"Deinococcus radiodurans is capable of withstanding an acute dose of 5,000 grays (Gy), or 500,000 rad, of ionizing radiation with almost no loss of viability, and an acute dose of 15,000 Gy with 37% viability.[14][15][16] A dose of 5,000 Gy is estimated to introduce several hundred double-strand breaks (DSBs) into the organism's DNA (~0.005 DSB/Gy/Mbp (haploid genome)). For comparison, a chest X-ray or Apollo mission involves about 1 mGy, 5 Gy can kill a human ...."
Some enterprising researchers must have considered engineering this microbe to produce useful products in space, but I don't travel in these circles anymore.
But it's just a side effect of being an extremophile with really good DNA repair machinery. The microbe isn't intentionally resistant to radiation. It's not adapted specifically to radiation environments.
I read about an effort to do this in the 1950s (IIRC, it was in Pawpaw: In Search of America's Forgotten Fruit by Andrew Moore, but I could be wrong about that) and as I remember it, most of the radiated seeds were either sterile or produced deformed offspring.
What's the difference between atomic gardening and regular selective breeding performed under the giant ball emitting ionizing radiation that we have overhead half the day except the rate at which mutations occur? Plants with terrible nonviable mutations might be entirely sterile even if we like them, plants with viable but undesirable mutations we won't propagate into another generation. It seems akin to modern GMO efforts with a shotgun instead of a scalpel, but it did work.

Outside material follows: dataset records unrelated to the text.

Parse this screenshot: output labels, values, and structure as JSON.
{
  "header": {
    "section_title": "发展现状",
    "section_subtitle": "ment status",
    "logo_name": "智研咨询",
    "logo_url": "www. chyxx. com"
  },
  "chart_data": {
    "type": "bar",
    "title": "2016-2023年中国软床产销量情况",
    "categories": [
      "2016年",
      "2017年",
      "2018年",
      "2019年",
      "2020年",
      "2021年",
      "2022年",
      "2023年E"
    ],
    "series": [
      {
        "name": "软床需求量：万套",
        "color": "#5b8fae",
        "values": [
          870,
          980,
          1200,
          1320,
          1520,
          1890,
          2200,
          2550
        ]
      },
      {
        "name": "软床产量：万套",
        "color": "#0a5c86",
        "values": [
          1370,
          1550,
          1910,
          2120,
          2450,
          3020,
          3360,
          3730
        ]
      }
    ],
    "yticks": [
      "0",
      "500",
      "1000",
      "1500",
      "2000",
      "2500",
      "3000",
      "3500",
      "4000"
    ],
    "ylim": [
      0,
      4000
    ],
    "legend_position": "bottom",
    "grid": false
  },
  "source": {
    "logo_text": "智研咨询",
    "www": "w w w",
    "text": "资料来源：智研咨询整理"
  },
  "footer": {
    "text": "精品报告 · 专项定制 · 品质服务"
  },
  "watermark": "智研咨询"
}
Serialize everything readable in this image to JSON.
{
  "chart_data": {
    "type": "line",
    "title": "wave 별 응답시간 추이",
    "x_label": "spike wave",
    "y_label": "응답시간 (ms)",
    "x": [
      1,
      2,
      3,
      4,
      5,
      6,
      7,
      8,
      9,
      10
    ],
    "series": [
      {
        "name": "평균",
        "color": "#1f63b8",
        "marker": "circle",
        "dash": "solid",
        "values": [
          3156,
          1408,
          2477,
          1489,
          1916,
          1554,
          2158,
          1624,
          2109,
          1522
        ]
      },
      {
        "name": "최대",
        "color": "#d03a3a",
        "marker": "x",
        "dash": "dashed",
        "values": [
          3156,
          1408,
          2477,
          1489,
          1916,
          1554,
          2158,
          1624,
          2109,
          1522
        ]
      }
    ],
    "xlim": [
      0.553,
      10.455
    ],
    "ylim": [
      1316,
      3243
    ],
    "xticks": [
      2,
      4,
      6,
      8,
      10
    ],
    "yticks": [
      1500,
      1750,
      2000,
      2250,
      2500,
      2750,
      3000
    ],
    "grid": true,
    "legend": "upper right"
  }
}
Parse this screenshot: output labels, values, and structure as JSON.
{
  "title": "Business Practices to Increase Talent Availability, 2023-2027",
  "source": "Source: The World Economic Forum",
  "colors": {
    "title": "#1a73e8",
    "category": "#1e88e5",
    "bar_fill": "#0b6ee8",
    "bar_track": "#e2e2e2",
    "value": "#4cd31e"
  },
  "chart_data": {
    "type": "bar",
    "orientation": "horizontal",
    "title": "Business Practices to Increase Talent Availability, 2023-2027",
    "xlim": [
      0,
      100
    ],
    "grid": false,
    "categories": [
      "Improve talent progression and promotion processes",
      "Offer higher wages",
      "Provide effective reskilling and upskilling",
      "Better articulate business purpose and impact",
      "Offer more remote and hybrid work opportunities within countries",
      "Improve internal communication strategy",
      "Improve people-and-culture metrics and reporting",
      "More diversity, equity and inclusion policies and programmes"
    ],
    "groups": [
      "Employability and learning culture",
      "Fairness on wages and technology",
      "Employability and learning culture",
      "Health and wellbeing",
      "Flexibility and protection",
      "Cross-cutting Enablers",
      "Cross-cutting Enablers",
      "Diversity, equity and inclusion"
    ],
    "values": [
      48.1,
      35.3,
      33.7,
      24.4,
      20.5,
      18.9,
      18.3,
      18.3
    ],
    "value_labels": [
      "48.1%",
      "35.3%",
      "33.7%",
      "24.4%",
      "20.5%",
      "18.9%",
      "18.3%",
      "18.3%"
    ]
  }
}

Plants also handle mutations differently, creating burls and cavities and whatnot instead of it taking over the entire existing plant like cancer does in animals. You're unlikely to generate a Plants vs. Zombies scenario here.
Might as well say that beating grapes into pulp without beating grapes of the consumers gives juice an opportunity for one-sided evolutionary advantage.
While it sure sounds straight out of some 50s horror movie, I have a feeling the consequences here are pretty insignificant. The mutant tomatoes I've harvested and eaten from my garden have been quite tasty. Any particular fears in mind?
People doing it everywhere around the world for almost a century now, effectively is. Unsurprisingly for anyone whose understanding of science extends beyond cheap comic book tropes, everything is fine.
Radiation isn't evil magic, mutations don't give superpowers. Both are natural phenomena, and they're not anything like they're portrayed in comic books.
Might as well worry about watering your plants. Plants are perfectly fine, they live and grow by nature magic, no need for humans to play god and add water to the mix, what could possibly go wrong?
This is what nature keeps doing for billions of years - we have constant background radiation, some stuff from sun which still gets through, and lets not forget about everybody's favorite cosmic rays. The most energetic particle we detected had energy of baseball ball thrown at 100kmh. I'd say this is the main fuel of whole evolution of life on Earth, on top of drastically changing environments.
You can't build 100% radiation-shielded environment, anywhere. Neutrinos just don't care that much about obstacles (and interact very weakly with target, but they still do in small numbers, that's how we detect them).
on the scale that nature does it, the consumers of plants also evolve.
I can't believe what I'm being asked to argue here, it's "environmentalism" and "public health" and "anti big X" all rolled up into one. I'm on the other sides of all those issues, so I wish you'd all get back in your lanes.
Honesty the biggest what could go wrong is things like vegetables will stop producing the useful large fruits we eat if we're trying to grow things for food.
Plants on the contrary tolerate much more damage. To the point that we develop new species by bombarding seeds with ionized radiation.